Выбрать главу

К счастью, нашим преподавателям, большинство из которых во время второй мировой войны были советскими офицерами, разрешали обучать нас не только строевым командам и устройству автомата Калашникова, но также и красотам поэзии Пушкина и Лермонтова. Наши педагоги преподавали нам историю России на русском языке, по-русски же мы разыгрывали в классе и после занятий пьесы Чехова и Гоголя. Бот так мы знакомились с величием России, а также и с ее ужасами. Что касается последних, то наши педагоги весьма откровенно рассказывали о репрессиях, которым Сталин подверг миллионы своих соотечественников. Многие преподаватели во время этих «чисток» потеряли родственников или пострадали сами, так что их ненависть к режиму была неподдельной. Русские нанесли себе и своим соседям такие жестокие раны — порой думали мы, — что они должны быть людьми без сердца; тем более удивительно было, когда какой-нибудь литературный шедевр раскрывал перед нами глубины русской души.

Весной 1958 года в Крейле, когда я стал лучше понимать русский язык, я впервые узнал о страшной роли, которую сыграла наша собственная страна, оказав Сталину помощь в уничтожении людёй. Долгими шотландскими летними вечерами наши педагоги, подвыпив, понемногу рассказывали нам, как им чудом удалось избежать судьбы большинства советских солдат, оказавшихся в руках англичан и американцев в 1945 году.

Они рассказали, что несколько миллионов русских и украинцев, в том числе женщины и дети, в конце войны оказались в Западной Европе. Боясь возвращаться в Советский Союз, они просили убежища на Западе. Мы отказали им в помощи и почти всех отправили обратно «на советскую родину», на милость Сталина, что почти всегда означало медленную смерть от холода и голода в трудовых лагерях или пулю в голову. Еще мне рассказали, как британские и американские войска силком загоняли своих пленников в лапы Советов. При этом случались и смерти, и самоубийства. Я был потрясен, услышав о том, что англичане являлись сообщниками сталинского террора и, осуществляя эту бесчеловечную политику, пользовались «немецкими методами». Тогда я даже не очень верил этому. Вернее, не хотел верить.

В сентябре 1958 года закончился срок моей службы, и я распрощался с армией. Теперь я становился одним из тех, кто входил в «резерв» военных переводчиков с русского языка. В случае катаклизма нас должны были призвать. Вскоре, когда я был уже студентом Кембриджа, мне, как военнослужащему запаса, прислали железнодорожный литер и уведомление о почтовом переводе на сумму в 1 фунт стерлингов с предписанием воспользоваться этим литером для прибытия в свою часть в случае ядерной атаки на Великобританию или подобной чрезвычайной ситуации. Фунт стерлингов выделялся на питание в дороге.

Мне не представилось случая воспользоваться литером или получить на почте перевод, но к тому времени я утвердился во мнении, что советский строй был зловещей силой, угрожавшей нам всем. Рассказы наших преподавателей, а также вторжение в Венгрию, стоившее жизни тысячам граждан этой страны, убедили меня в этом.

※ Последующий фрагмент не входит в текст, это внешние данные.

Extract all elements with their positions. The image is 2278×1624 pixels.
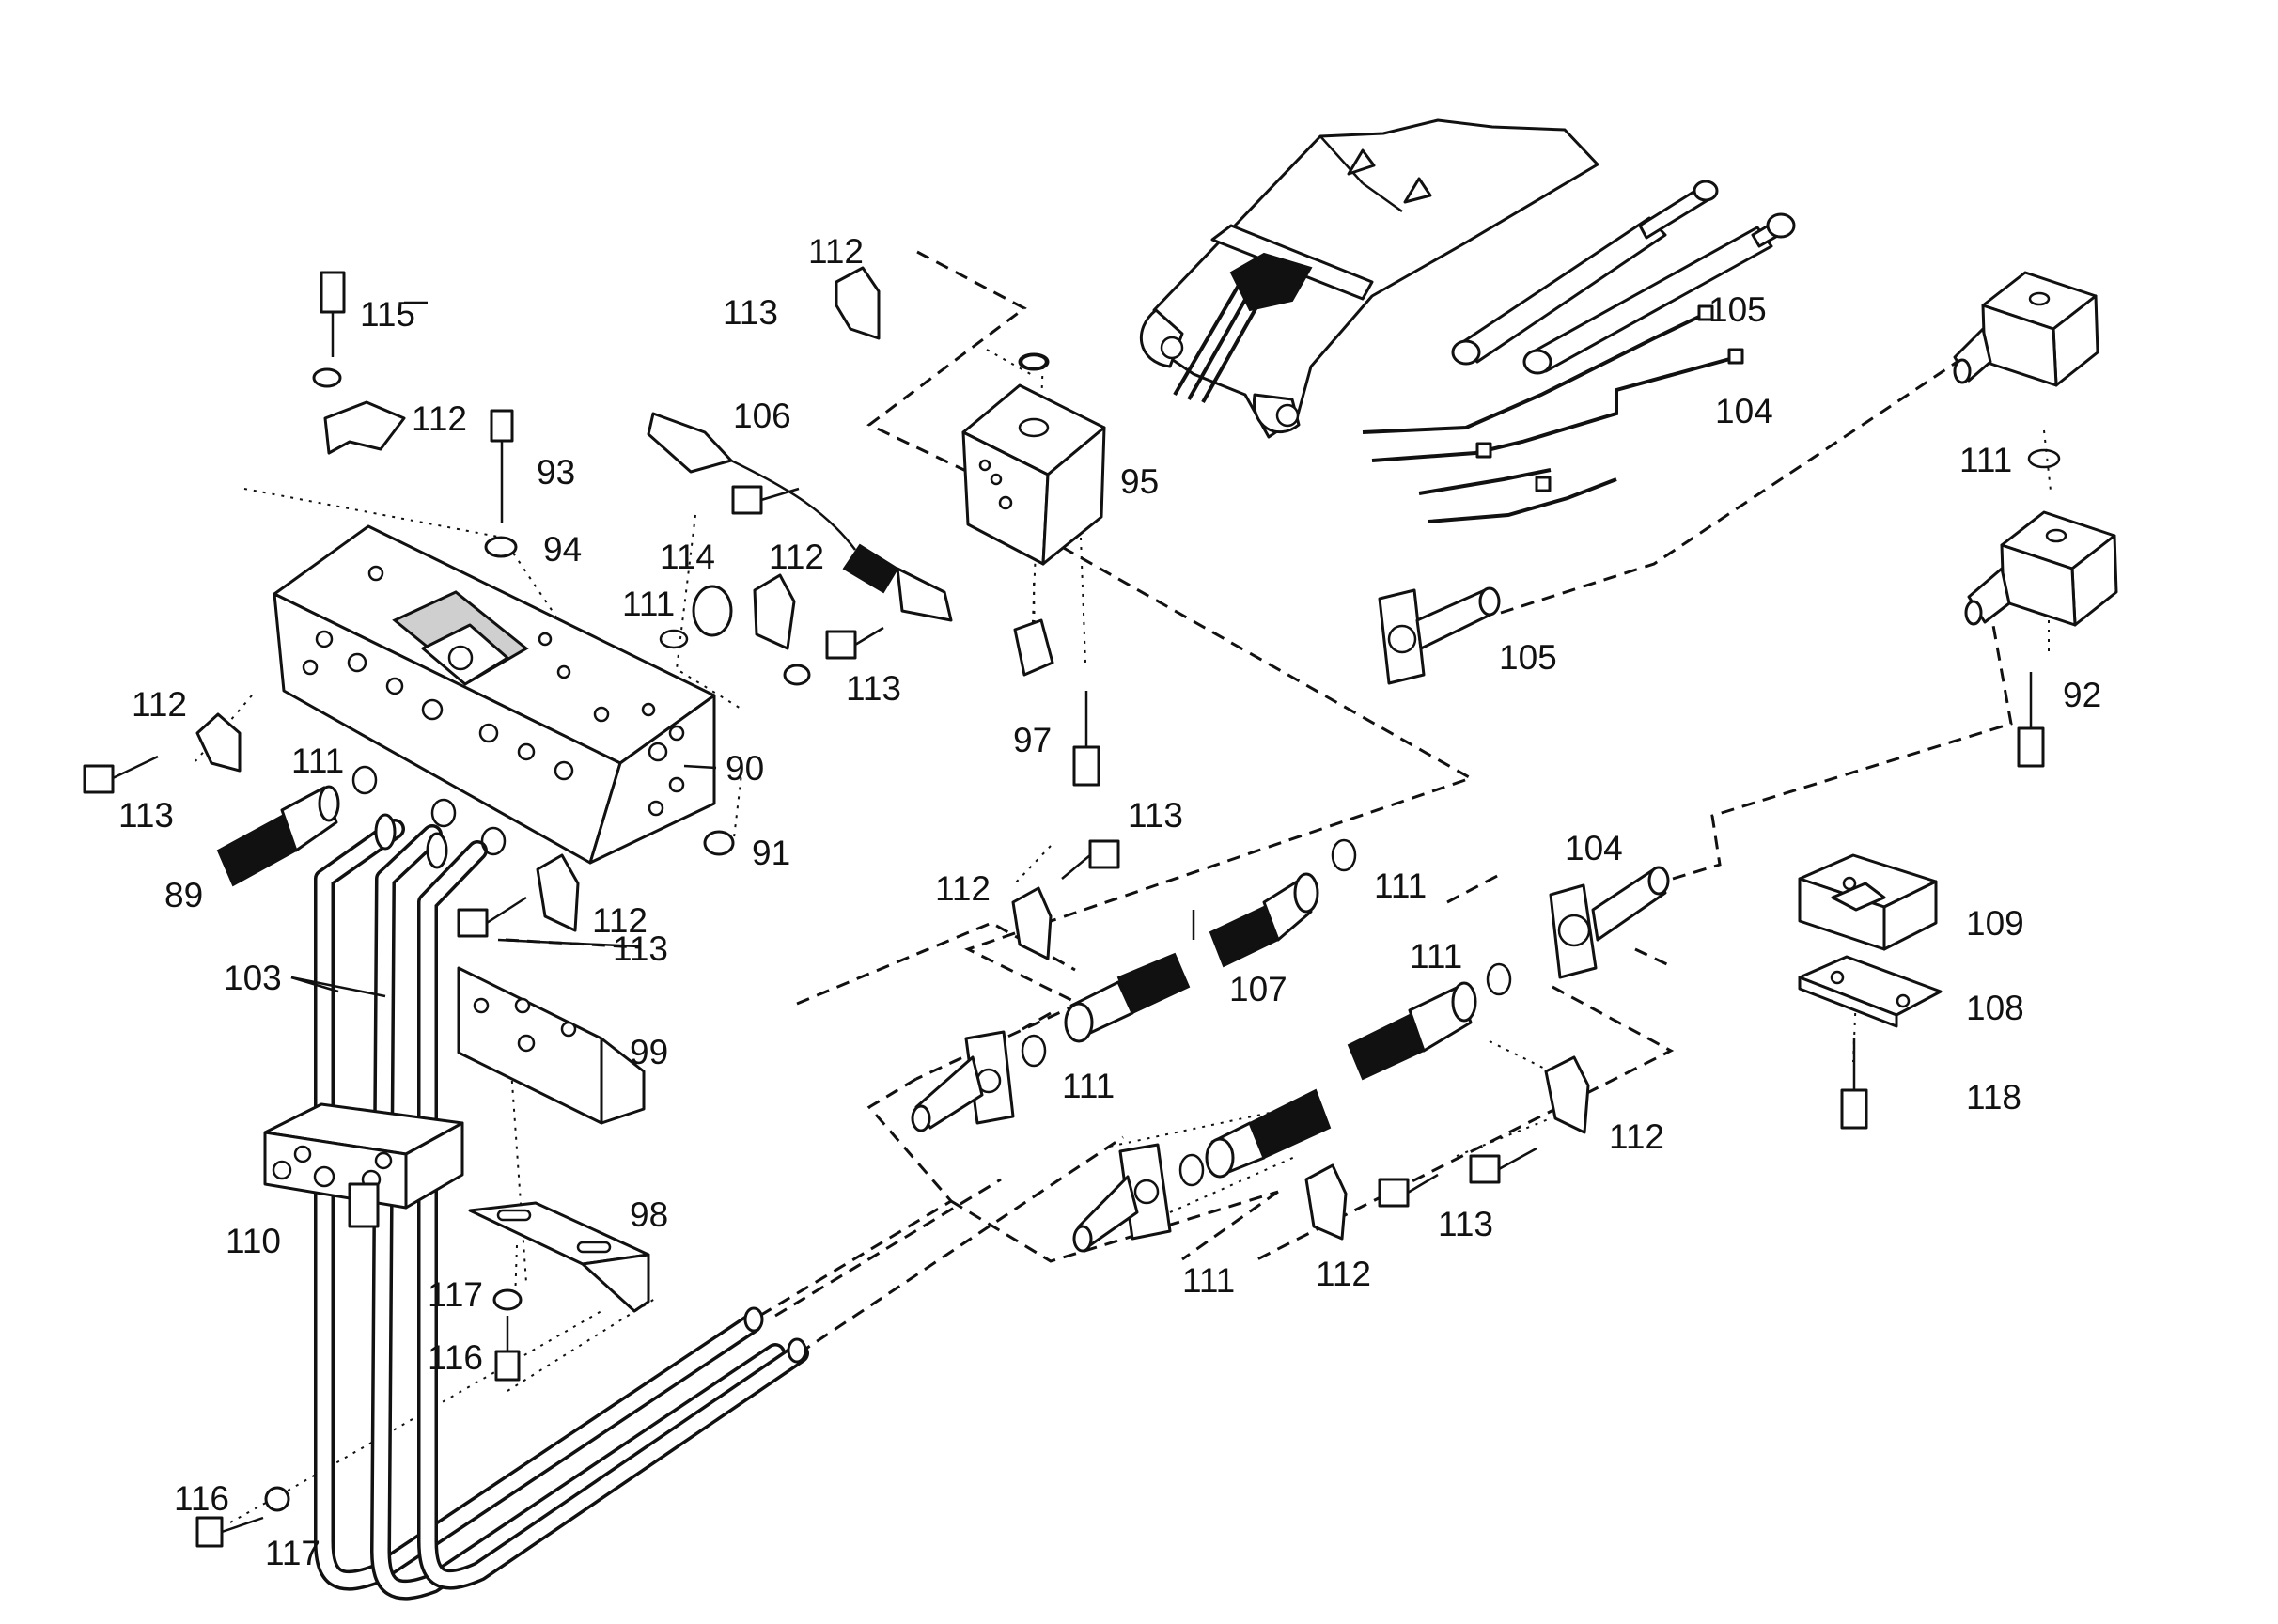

Советский строй был, по выражению Уинстона Черчилля, «чумной бациллой». То обстоятельство, что мы не уничтожили его в зародыше, как того желал Черчилль, что наша помощь «белому» движению во время гражданской войны в России была слишком ничтожной и слишком запоздалой, обернулось трагедией.

Теперь же Советский Союз, победивший во второй мировой войне и принявший благодарность всей Европы за то, что выпустил кишки гитлеровским армиям, благодаря западной лени и вероломству превратился в опасного вооруженного гиганта, постоянно готового к нападению, строящего козни и слишком могучего, чтобы его можно было уничтожить или хотя бы приручить. Он превратился в смертоносную машину, которая могла в любое время совершить нападение и поработить всех нас. Подразумевалось, что его силой была социалистическая идеология. Она, конечно, помогала Советскому Союзу завоевывать друзей среди западных интеллектуалов, участников профсоюзных движений и в странах третьего мира. Она возвеличивала рабочий класс, провозглашая свободу для всех, кто подвергается угнетению со стороны империализма. В 1956 году Никита Хрущев объявил, что его страна опередила Соединенные Штаты по производству зерна и молока. Он также сказал, что он нас «похоронит». Позже, когда мы насторожились, он успокоил нас, заявив, что все будет проходить мирно, и экономическое превосходство социалистической системы будет доказано. В те пьянящие послесталинские дни на удивление много людей думало, что он добьется успеха.